Age-dependent changes in the expression level of genes encoding proteins responsible for mitochondrial homeostasis were studied in relation to ultrastructural abnormalities in the mitochondria of motor neurons in the anterior horns of the spinal cord in a transgenic model of amyotrophic lateral sclerosis (SOD1-G93A mice). The expression of the Drp1, Mfn2, Ppargc1a, and Nefl genes was reduced, and the expression of the Nfe2l2, Pink1, and Parkin genes was enhanced in mice with the genotype of the familial form of the disease at the age of 22 weeks corresponding to the symptomatic stage in comparison with wild-type mice (C57BL6 × SJL) and non-transgenic littermates (SOD1-G93A(Tg-)) of the same age.

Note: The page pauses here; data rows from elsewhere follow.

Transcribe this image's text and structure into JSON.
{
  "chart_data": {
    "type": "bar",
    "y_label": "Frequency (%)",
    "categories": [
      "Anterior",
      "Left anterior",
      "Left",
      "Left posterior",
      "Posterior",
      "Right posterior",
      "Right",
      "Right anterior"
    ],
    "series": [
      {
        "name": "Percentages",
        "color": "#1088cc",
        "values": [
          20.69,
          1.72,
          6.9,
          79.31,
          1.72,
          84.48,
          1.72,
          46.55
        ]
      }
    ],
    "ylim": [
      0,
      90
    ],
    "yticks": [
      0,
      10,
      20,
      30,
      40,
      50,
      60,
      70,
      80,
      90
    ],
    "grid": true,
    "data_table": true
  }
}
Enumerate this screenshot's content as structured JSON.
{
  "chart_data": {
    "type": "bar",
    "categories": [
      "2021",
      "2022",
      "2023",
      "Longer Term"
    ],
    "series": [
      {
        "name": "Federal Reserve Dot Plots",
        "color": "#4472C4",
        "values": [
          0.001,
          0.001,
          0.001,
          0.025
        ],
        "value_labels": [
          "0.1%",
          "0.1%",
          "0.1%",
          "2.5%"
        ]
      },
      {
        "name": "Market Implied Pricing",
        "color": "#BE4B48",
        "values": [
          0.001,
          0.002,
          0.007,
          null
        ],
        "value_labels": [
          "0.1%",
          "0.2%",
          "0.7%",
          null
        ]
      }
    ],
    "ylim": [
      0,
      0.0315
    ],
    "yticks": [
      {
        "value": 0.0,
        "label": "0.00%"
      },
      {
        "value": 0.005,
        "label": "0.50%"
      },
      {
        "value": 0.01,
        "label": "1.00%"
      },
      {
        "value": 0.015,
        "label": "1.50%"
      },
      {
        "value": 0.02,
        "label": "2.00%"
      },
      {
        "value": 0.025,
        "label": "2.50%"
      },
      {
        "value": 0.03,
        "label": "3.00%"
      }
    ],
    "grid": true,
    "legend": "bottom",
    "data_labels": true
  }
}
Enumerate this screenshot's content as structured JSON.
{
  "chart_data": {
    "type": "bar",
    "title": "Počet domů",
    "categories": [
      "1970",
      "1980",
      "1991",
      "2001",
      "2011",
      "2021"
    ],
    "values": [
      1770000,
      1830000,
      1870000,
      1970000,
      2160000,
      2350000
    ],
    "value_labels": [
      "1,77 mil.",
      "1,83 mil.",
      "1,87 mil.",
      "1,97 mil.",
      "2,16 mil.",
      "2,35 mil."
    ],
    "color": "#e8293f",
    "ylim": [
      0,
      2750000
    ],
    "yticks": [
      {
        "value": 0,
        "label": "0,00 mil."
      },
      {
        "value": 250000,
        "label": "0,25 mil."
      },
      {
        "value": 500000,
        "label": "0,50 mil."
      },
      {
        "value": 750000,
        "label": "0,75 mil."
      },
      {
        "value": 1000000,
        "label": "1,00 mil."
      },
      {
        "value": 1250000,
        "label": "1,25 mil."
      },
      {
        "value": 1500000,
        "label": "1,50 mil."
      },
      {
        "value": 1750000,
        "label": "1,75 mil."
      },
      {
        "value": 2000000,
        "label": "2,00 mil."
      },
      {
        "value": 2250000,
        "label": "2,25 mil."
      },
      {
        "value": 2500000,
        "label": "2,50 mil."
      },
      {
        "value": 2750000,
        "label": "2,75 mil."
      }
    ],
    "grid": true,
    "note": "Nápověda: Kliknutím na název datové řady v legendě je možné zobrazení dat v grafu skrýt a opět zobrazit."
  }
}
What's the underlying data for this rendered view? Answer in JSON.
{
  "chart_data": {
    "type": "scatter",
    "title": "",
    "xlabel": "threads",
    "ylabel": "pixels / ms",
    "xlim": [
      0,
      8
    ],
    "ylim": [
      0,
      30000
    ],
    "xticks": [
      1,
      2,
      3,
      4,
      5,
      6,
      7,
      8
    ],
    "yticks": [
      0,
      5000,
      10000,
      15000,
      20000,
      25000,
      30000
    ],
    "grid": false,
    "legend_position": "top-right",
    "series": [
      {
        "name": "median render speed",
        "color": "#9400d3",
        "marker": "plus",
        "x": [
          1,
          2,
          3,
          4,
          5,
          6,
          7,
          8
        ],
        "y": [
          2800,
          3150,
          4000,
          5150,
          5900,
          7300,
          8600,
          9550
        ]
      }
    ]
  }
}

Comparative analysis of spinal cord tissue samples from 8 and 12 weeks-old animals revealed no significant differences in the expression levels of genes encoding proteins responsible for mitochondrial dynamics, biogenesis, and mitophagy. Electron microscopic examination showed pronounced structural alterations in mitochondria in the soma of lower motor neurons of SOD1-G93A(Tg+) mice at the symptomatic stage, which manifested in the appearance of "ring-like" mitochondrial structures, matrix swelling, destruction of membranes in the cristae, and increased number of autophagolysosomes. The role of mitochondrial homeostasis disorders in the progression of amyotrophic lateral sclerosis is discussed.